As a Staff Engineer for the Capacity and Performance Engineering (CPE) Team, you will be working on efforts to improve the scalability and efficiency of Cruise’s infrastructure. You will need to work cross-functionally with engineering and various teams everyday to drive efficiency initiatives and develop tooling to automate this. You will be responsible for collaborating with engineering for building scalable and efficient platforms, and optimizing our existing platforms. Your day will involve working across teams such as AI, Product, and Infrastructure to develop the structure for cost showback and self-service analysis, leading the CPE team for cloud efficiency discovery and execution, and working on strategic projects that will shape the future of Cruise. In particular, we’re looking for someone with familiarity with high performance compute clusters, scheduler logic, and resource contention tradeoff experience. We’re looking for an engineer that has a proven ability to make logic gate tradeoffs to represent efficiency targets without going too far and is comfortable investing the team in deep understanding to find novel improvements backed by data.
What you'll be doing:
- Provide deepest visibility to what is going on for all products: Run capacity and performance experiments to determine scaling and utilization parameters for various service tiers.

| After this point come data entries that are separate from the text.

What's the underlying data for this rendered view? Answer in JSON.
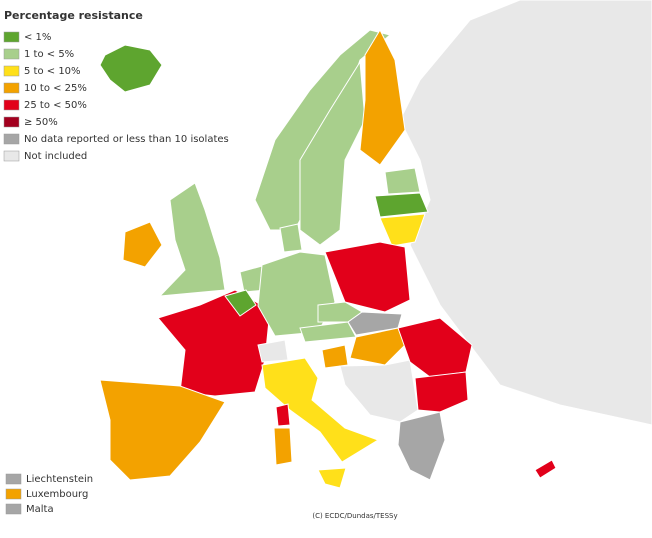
{
  "title": "Percentage resistance",
  "legend": [
    {
      "label": "< 1%",
      "color": "#5ea52f"
    },
    {
      "label": "1 to < 5%",
      "color": "#a8cf8c"
    },
    {
      "label": "5 to < 10%",
      "color": "#ffe01a"
    },
    {
      "label": "10 to < 25%",
      "color": "#f3a200"
    },
    {
      "label": "25 to < 50%",
      "color": "#e2001a"
    },
    {
      "label": "≥ 50%",
      "color": "#a3001f"
    },
    {
      "label": "No data reported or less than 10 isolates",
      "color": "#a6a6a6"
    },
    {
      "label": "Not included",
      "color": "#e8e8e8"
    }
  ],
  "small_countries": [
    {
      "label": "Liechtenstein",
      "color": "#a6a6a6"
    },
    {
      "label": "Luxembourg",
      "color": "#f3a200"
    },
    {
      "label": "Malta",
      "color": "#a6a6a6"
    }
  ],
  "credit": "(C) ECDC/Dundas/TESSy"
}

- Proactively identify gaps in infrastructure efficiency and workflow efficiencies, with being a key contributor in driving proposals to results
- Partner with engineering teams, Compute/Simulation platform in particular, to conduct capacity and performance experiments to resolve potential performance bottlenecks
- Work closely with software engineers to reduce their consumption of cloud resources and improve their performance
- Work with cloud service providers to proactively negotiate and retain necessary SKUs and capabilities required for efficient scale and capacity readiness
- Work frequently with other teams to coordinate major changes to cross-system architectures, influencing upstream or downstream for the most efficient solution.
- Present efficiency opportunities and project cost savings to Cruise executive team
- Design, develop and lead automation to help capacity plan for both near and long term
What you must have:
- Familiarity with HPC clusters, Compute Platforms
- 8+ years experience in capacity or performance engineering role
- 5+ years experience managing teams
- Expert application performance experience
- Expert knowledge of various public cloud providers
- Expert with data modeling for public cloud
- Expert with budgeting and capacity planning experience
- Expert in SQL, Python, scripting, and building automation tools
- Self-disciplined and thrives in fast moving environment
- Excellent communication skills
The salary range for this position is $166,600 - $245,000. Compensation will vary depending on location, job-related knowledge, skills, and experience. You may also be offered a bonus, long-term incentives, and benefits. These ranges are subject to change.